Sexual harassment as a con

Really interesting post from an astronomer reflecting on the sexual harassment in his field. Here’s just a bit of it:

Something that people rarely think of as a con game is sexual harassment, but after listening to the lived experiences of women who have been sexually harassed and/or assaulted, I feel the analogy is apt. Like a con artist, the sexual harasser usually knows their victim well and uses their authority or “friendship” to gain trust. With that trust, the harasser then works to gain access to something far more valuable than money. They gain access to the victim’s body, their sexuality, their most private selves. In addition to anger and frustration, the common theme in the stories I’ve heard is shame and guilt. These feelings are why sexual offenses are so infrequently reported.

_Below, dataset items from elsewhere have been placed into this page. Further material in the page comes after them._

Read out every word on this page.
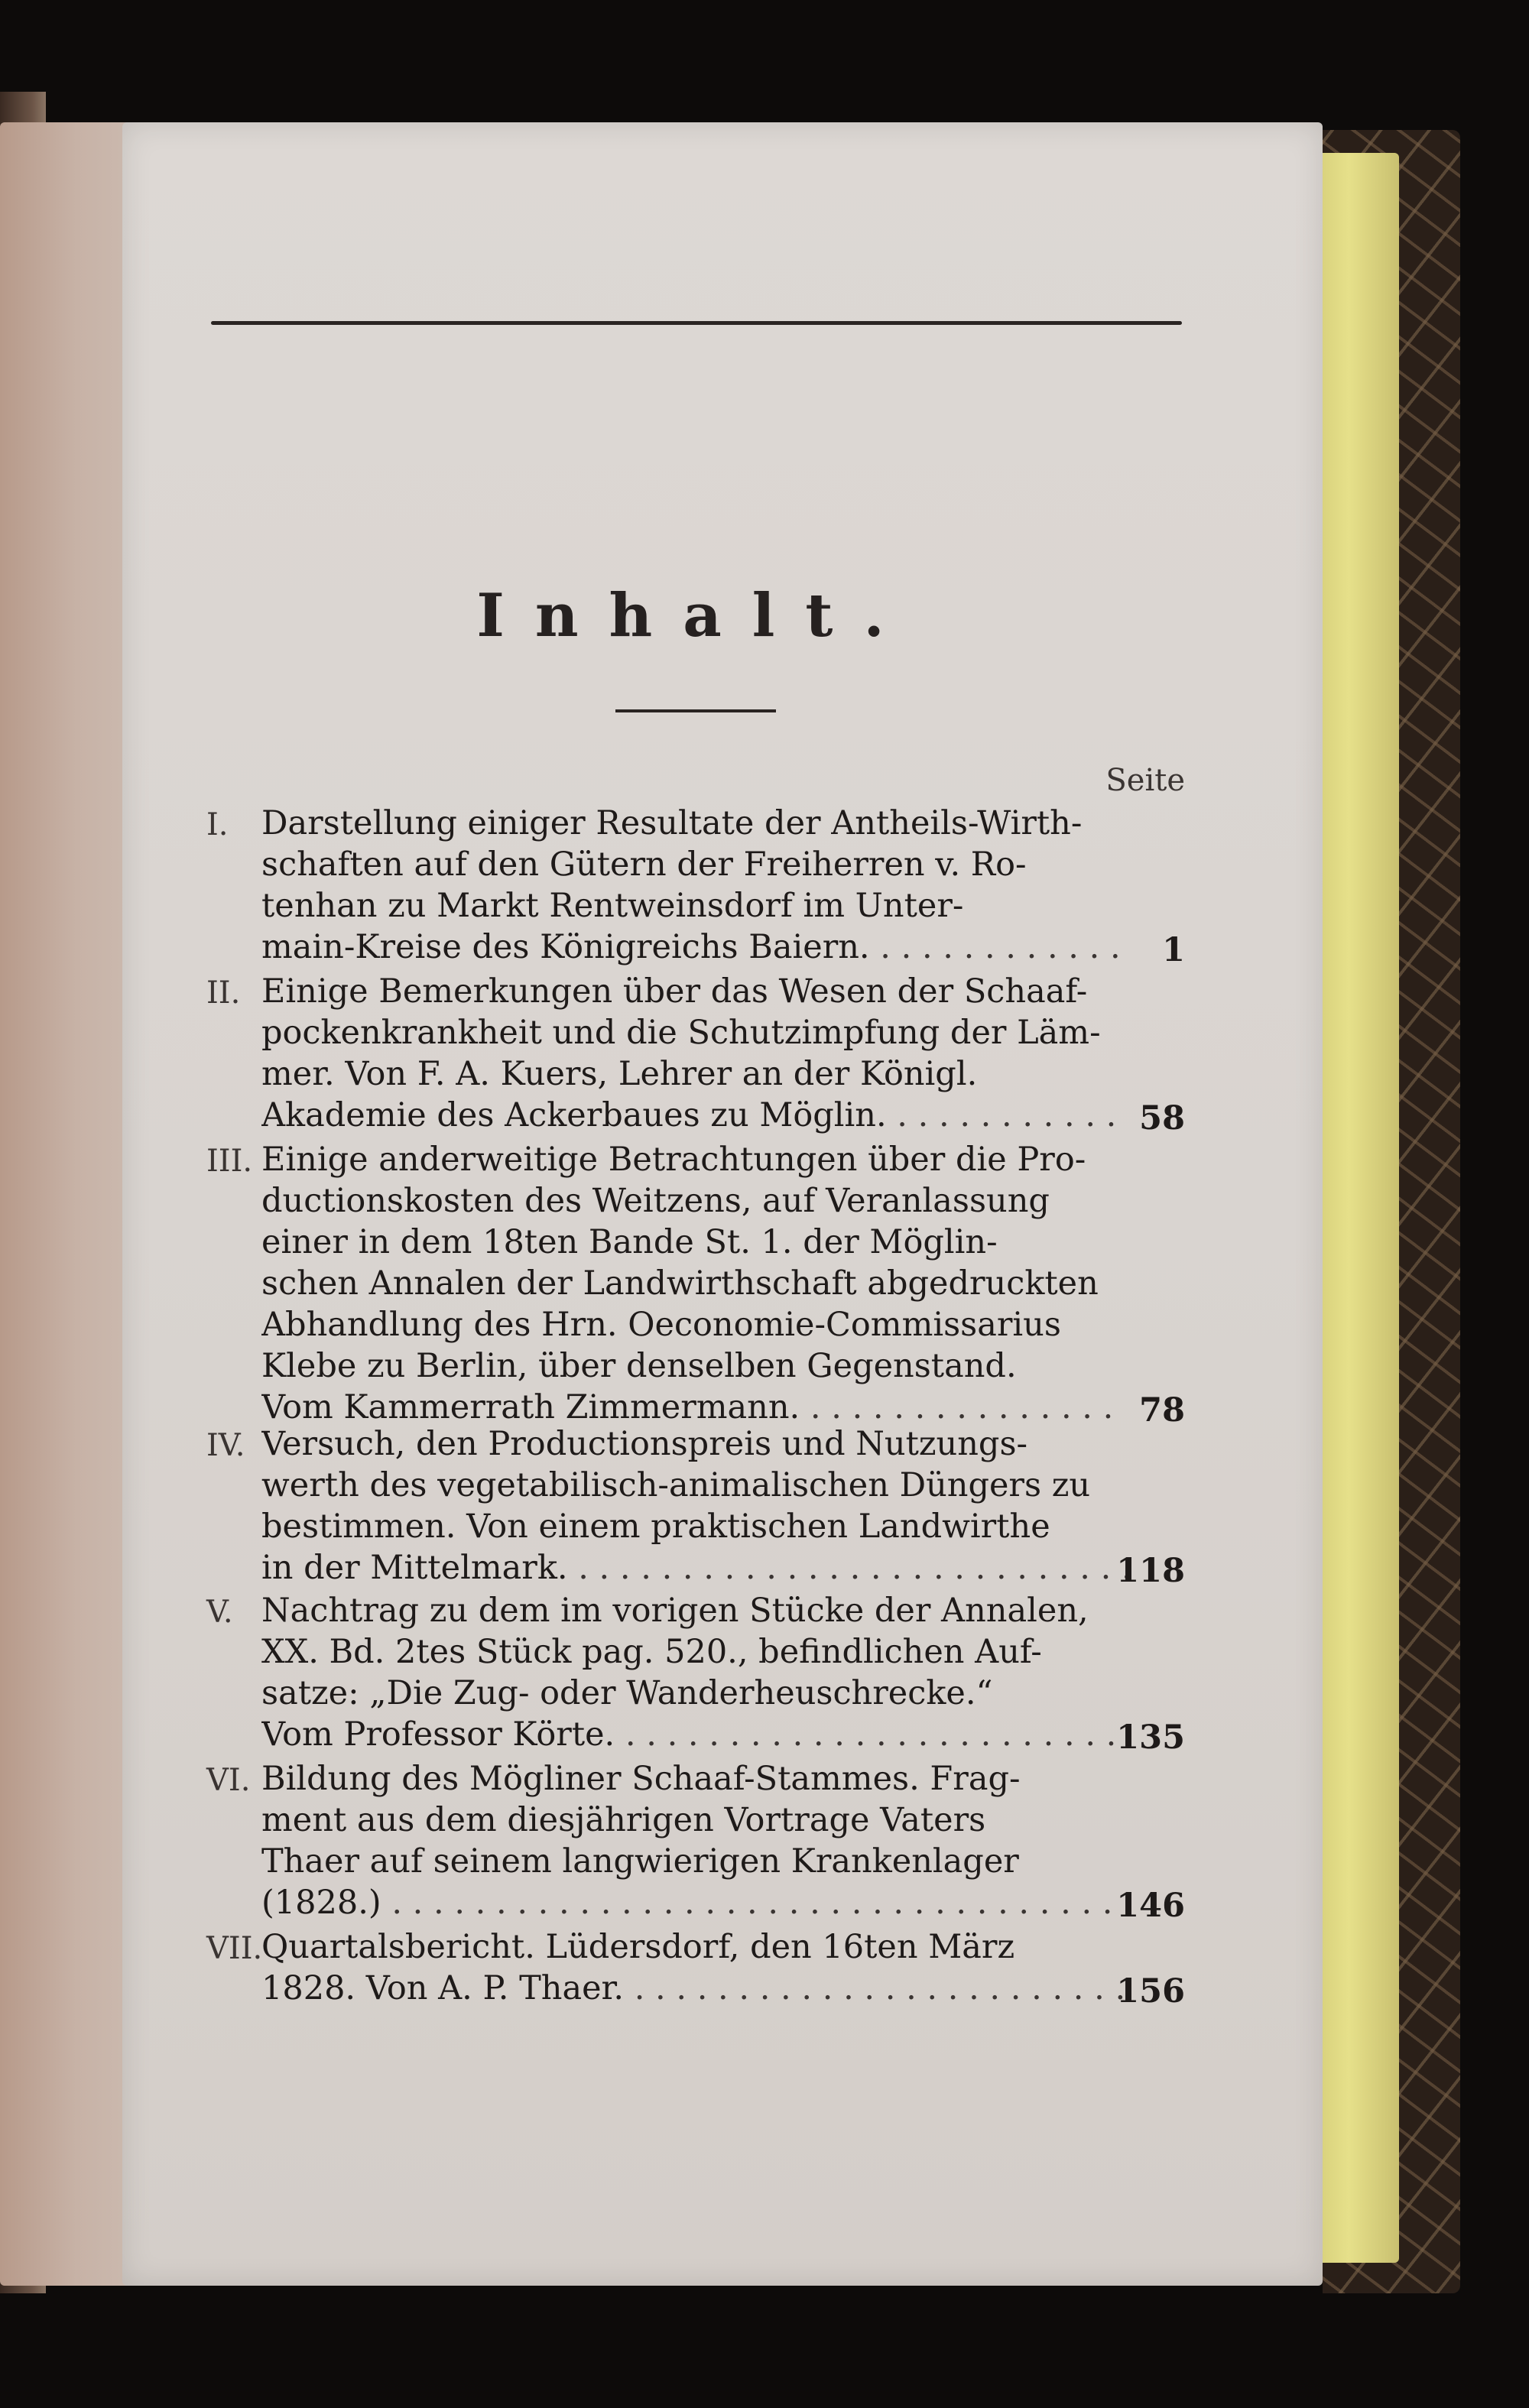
Inhalt.
Seite
I. Darstellung einiger Resultate der Antheils-Wirth-
schaften auf den Gütern der Freiherren v. Ro-
tenhan zu Markt Rentweinsdorf im Unter-
main-Kreise des Königreichs Baiern. . . .	1
II. Einige Bemerkungen über das Wesen der Schaaf-
pockenkrankheit und die Schutzimpfung der Läm-
mer. Von F. A. Kuers, Lehrer an der Königl.
Akademie des Ackerbaues zu Möglin. . . .	58
III. Einige anderweitige Betrachtungen über die Pro-
ductionskosten des Weitzens, auf Veranlassung
einer in dem 18ten Bande St. 1. der Möglin-
schen Annalen der Landwirthschaft abgedruckten
Abhandlung des Hrn. Oeconomie-Commissarius
Klebe zu Berlin, über denselben Gegenstand.
Vom Kammerrath Zimmermann. . . .	78
IV. Versuch, den Productionspreis und Nutzungs-
werth des vegetabilisch-animalischen Düngers zu
bestimmen. Von einem praktischen Landwirthe
in der Mittelmark. . . .	118
V. Nachtrag zu dem im vorigen Stücke der Annalen,
XX. Bd. 2tes Stück pag. 520., befindlichen Auf-
satze: „Die Zug- oder Wanderheuschrecke.“
Vom Professor Körte. . . .	135
VI. Bildung des Mögliner Schaaf-Stammes. Frag-
ment aus dem diesjährigen Vortrage Vaters
Thaer auf seinem langwierigen Krankenlager
(1828.) . . .	146
VII.
Quartalsbericht. Lüdersdorf, den 16ten März
1828. Von A. P. Thaer. . . .	156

However, what’s worse than the betrayal of trust is that even when sexual harassment/assault and rape are reported, victims are often met with disbelief, invalidation, shaming and inaction. In my case, if I had overcome my shame to report my con artist, I likely would have had the charge reimbursed and the company investigated. But I seriously doubt that the person on the other end of the phone at the consumer protection agency would have asked, “Are you sure you didn’t lead the con artist on?” or “Oh, I know him. He’d never con anyone!” or “You know what, we need to keep this quiet. I think the best approach is for me to have a private conversation with the con artist to clear things up.”

So there are similarities, but there are also huge differences between being conned and being sexually harassed or assaulted. But the analogy should help doubters who question the intent of the victims who are brave enough to speak out, or question why they didn’t report the crimes right away. At least it should. I’ve been a part of the astronomy community long enough to expect some very ugly behavior and words in the wake of what is soon to follow. Sexual harassers are protected by the silence of their victims, inaction from authorities, and also apologists in their community.

He also goes on to reflect on the way that people like him are kept silent. I really recommend reading it.